Telecom ministry begins issuing show-cause notices
14 Dec 2010
The telecommunications ministry on Monday began issuing show-cause notices to the 85 telecom licence holders identified by the Comptroller and Auditor General as having obtained 2G licences by submitting ineligible applications; as well as to 69 others cited by the Telecom Regulator Authority of India (TRAI) for failing to meet service rollout obligations.
According to department of telecommunications (DoT) secretary R Chandrashekhar, "The entire process of issuing show-cause notices to roughly 200 licence-holders in both categories will be completed over the next two to three days."
Chandrasekhar told newspersons in New Delhi that operators would be given 60 days to respond to the show-cause notices, after which each case would be dealt with individually. "After studying their response, a decision will be taken on whether these (licences) need to be cancelled or a penalty should be imposed," he said.
The CAG had identified 85 of 122 licences issued in 2008 to be ineligible as companies misrepresented facts.

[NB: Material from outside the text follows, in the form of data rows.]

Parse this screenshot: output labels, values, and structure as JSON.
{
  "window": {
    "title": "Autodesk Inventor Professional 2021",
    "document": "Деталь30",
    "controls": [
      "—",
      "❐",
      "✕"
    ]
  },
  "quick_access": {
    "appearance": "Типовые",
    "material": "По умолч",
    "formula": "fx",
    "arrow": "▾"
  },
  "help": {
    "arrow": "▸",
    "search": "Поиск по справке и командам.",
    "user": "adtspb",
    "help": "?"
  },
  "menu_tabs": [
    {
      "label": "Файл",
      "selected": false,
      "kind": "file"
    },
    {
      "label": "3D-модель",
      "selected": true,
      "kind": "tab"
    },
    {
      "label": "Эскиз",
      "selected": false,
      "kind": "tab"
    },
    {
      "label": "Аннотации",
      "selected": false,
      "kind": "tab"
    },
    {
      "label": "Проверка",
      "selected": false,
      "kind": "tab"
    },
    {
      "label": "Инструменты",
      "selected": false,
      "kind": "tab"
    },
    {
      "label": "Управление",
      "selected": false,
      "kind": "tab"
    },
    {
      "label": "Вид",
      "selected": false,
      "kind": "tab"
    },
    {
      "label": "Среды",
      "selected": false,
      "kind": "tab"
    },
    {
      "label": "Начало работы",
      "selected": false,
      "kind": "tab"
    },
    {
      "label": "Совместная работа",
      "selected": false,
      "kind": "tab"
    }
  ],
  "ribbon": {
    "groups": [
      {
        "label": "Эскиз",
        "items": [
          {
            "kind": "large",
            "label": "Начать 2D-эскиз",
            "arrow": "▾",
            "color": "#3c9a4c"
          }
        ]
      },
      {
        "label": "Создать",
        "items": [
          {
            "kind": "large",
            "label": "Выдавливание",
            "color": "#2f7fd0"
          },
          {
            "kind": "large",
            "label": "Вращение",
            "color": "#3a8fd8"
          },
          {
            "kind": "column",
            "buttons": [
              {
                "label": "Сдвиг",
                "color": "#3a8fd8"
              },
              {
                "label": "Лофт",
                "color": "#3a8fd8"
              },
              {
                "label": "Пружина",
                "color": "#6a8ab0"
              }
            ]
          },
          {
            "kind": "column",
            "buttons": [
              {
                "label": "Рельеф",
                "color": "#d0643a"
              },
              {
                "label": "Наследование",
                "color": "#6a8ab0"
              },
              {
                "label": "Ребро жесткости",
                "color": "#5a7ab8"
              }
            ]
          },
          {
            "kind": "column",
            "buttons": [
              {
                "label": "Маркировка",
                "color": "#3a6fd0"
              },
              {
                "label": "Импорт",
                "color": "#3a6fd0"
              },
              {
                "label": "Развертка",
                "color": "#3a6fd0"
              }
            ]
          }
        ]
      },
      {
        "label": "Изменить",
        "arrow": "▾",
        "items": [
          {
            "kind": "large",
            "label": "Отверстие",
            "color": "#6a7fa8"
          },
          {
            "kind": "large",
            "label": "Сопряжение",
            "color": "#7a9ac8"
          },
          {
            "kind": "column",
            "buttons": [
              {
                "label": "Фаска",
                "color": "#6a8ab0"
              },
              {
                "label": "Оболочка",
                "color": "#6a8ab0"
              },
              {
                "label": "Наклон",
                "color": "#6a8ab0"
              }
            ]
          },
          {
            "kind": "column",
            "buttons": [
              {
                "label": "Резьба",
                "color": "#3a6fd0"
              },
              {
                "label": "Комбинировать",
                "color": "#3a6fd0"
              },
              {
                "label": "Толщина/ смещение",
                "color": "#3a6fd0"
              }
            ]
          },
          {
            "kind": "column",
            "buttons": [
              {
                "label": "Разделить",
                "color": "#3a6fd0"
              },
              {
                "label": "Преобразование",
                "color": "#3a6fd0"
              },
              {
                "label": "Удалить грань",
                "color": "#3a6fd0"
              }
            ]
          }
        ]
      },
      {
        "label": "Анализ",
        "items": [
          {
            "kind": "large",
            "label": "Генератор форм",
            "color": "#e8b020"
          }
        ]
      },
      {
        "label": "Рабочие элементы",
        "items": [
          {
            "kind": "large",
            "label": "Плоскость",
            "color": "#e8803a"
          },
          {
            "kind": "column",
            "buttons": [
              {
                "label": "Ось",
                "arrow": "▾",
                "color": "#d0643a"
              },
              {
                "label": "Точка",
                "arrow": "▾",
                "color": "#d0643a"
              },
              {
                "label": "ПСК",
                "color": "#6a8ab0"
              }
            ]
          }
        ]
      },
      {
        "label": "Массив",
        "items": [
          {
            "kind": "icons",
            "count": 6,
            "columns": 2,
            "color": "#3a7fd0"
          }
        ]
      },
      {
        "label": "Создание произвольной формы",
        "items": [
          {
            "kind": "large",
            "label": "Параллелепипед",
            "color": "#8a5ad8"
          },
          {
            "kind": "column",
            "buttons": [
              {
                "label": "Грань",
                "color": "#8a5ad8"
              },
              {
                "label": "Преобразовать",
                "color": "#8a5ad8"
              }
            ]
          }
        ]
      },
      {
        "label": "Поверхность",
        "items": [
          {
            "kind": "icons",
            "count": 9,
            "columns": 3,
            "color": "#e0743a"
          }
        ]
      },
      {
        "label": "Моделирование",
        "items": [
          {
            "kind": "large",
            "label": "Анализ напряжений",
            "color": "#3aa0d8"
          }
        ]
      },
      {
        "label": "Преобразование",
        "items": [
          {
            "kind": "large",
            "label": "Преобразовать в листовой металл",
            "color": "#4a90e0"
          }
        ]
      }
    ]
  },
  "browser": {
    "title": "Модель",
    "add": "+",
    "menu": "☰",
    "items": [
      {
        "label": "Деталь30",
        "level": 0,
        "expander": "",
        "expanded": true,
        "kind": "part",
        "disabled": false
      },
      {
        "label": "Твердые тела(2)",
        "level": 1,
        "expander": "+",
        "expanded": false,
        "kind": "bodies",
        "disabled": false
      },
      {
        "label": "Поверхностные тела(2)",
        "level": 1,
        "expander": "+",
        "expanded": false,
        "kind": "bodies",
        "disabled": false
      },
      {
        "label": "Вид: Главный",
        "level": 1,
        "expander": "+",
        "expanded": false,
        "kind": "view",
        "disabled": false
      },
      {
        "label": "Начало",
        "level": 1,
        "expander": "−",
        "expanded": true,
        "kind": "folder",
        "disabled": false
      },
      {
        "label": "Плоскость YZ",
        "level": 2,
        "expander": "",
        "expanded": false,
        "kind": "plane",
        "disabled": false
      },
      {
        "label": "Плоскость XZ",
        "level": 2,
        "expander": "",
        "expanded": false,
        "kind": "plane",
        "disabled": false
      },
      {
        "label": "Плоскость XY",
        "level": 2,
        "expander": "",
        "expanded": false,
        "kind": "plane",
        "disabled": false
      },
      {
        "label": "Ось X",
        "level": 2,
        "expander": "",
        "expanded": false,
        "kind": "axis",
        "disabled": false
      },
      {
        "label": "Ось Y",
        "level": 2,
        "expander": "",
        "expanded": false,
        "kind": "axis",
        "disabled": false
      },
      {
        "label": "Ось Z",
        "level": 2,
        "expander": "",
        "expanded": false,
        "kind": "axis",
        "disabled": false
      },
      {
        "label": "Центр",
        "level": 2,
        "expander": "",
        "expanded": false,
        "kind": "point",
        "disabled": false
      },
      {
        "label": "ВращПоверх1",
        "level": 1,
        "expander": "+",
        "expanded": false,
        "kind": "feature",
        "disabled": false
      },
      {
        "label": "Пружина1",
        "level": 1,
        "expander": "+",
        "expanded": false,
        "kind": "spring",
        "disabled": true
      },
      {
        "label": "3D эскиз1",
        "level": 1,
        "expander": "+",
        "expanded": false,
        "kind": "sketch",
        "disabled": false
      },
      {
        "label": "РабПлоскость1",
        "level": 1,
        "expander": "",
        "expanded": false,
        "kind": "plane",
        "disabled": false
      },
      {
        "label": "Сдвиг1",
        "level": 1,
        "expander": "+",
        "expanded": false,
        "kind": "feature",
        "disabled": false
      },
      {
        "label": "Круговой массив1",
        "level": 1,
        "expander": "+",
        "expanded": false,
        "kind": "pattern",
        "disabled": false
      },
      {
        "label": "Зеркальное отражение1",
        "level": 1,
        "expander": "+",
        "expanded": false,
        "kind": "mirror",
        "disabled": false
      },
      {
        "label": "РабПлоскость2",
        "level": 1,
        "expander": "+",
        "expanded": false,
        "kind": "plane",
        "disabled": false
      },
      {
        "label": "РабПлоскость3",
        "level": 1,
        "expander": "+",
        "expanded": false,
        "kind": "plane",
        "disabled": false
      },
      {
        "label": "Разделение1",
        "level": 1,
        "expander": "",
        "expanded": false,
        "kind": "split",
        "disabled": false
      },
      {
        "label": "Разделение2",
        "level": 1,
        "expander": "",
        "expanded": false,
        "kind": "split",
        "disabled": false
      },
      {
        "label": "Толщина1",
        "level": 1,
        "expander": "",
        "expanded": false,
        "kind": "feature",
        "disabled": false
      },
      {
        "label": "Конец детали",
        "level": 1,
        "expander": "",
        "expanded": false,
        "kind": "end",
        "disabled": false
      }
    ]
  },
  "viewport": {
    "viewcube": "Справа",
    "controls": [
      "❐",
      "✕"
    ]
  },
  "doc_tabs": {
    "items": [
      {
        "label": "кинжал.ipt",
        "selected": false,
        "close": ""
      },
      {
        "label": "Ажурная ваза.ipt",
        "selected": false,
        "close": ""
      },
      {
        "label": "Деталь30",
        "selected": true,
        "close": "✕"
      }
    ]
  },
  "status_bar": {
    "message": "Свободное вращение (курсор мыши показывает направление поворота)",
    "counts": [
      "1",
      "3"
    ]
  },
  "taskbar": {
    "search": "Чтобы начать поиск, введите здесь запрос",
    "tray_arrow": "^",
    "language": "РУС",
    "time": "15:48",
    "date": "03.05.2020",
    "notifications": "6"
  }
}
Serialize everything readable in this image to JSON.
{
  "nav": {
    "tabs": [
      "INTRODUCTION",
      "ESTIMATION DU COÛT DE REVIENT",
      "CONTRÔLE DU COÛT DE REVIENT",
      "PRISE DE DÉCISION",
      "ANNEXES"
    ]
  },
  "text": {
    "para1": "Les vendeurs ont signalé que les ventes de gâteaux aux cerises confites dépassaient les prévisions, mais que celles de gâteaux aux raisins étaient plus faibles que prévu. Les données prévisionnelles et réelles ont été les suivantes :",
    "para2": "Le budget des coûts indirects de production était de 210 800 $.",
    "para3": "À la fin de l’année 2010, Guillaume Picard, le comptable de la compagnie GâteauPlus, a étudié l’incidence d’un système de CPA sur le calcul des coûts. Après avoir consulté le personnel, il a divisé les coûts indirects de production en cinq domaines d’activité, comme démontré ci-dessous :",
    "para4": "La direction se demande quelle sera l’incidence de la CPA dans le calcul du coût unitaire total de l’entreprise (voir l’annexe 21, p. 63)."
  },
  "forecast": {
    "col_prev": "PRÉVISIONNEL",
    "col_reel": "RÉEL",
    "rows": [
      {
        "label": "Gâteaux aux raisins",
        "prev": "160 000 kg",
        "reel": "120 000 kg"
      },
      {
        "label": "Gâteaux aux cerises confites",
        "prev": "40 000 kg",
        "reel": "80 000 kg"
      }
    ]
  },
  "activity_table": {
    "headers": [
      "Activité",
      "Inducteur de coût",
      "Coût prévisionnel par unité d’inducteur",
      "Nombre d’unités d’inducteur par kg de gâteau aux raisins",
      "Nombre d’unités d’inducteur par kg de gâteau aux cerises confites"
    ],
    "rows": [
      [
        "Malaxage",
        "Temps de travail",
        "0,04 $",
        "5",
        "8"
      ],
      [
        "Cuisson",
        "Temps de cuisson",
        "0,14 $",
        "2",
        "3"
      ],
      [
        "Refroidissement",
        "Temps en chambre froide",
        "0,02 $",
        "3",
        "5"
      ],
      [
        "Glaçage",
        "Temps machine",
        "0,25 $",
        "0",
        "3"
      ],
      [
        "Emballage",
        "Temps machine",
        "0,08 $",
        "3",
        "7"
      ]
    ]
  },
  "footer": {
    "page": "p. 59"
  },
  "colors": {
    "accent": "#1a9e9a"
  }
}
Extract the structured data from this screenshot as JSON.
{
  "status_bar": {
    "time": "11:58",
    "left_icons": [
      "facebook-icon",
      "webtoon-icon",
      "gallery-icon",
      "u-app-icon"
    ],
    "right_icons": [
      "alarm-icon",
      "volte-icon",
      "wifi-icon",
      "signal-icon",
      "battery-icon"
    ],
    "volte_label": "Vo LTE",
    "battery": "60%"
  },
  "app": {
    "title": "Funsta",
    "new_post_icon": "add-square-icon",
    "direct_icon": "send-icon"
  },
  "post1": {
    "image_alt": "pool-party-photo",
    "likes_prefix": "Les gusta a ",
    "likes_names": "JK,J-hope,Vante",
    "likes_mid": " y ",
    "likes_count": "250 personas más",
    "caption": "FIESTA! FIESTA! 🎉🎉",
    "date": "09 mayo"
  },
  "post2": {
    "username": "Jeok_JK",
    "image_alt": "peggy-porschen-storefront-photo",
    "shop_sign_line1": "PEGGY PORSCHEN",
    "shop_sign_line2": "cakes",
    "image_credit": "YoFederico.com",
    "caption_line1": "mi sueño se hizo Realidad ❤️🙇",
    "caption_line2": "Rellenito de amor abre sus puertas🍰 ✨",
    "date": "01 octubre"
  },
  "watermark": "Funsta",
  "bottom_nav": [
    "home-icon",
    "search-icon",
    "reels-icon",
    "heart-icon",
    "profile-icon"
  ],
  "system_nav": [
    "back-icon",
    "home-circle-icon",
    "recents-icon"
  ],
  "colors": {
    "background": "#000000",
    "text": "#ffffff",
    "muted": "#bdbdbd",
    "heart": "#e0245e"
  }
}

In addition, TRAI wrote to the DoT on 18 November this year asking it to cancel 38 licences and legally examine another 31 for failure to meet rollout obligations.
In both cases the DoT, as the licensor, should have been the one to identify these irregularities, which according to the CAG it failed to do. The department now faces investigations from several quarters to uncover the violations in procedures that are estimated by CAG to have led to the loss of Rs1.76 lakh crore to the exchequer.
Interestingly, many of the alleged violations of rollout obligations seem to have coincided with the period when chief vigilance commissioner P J Thomas, currently under a cloud after adverse remarks from the Supreme Court, was the DoT secretary and chairman of the Telecom Commission. All these companies received licences in January-February 2008 and spectrum during 2008-2009, so their one-year rollout obligation dates fall between mid-2009 and 2010. Thomas was DoT secretary from 1 October 2009 till he took over as CVC in September 2010.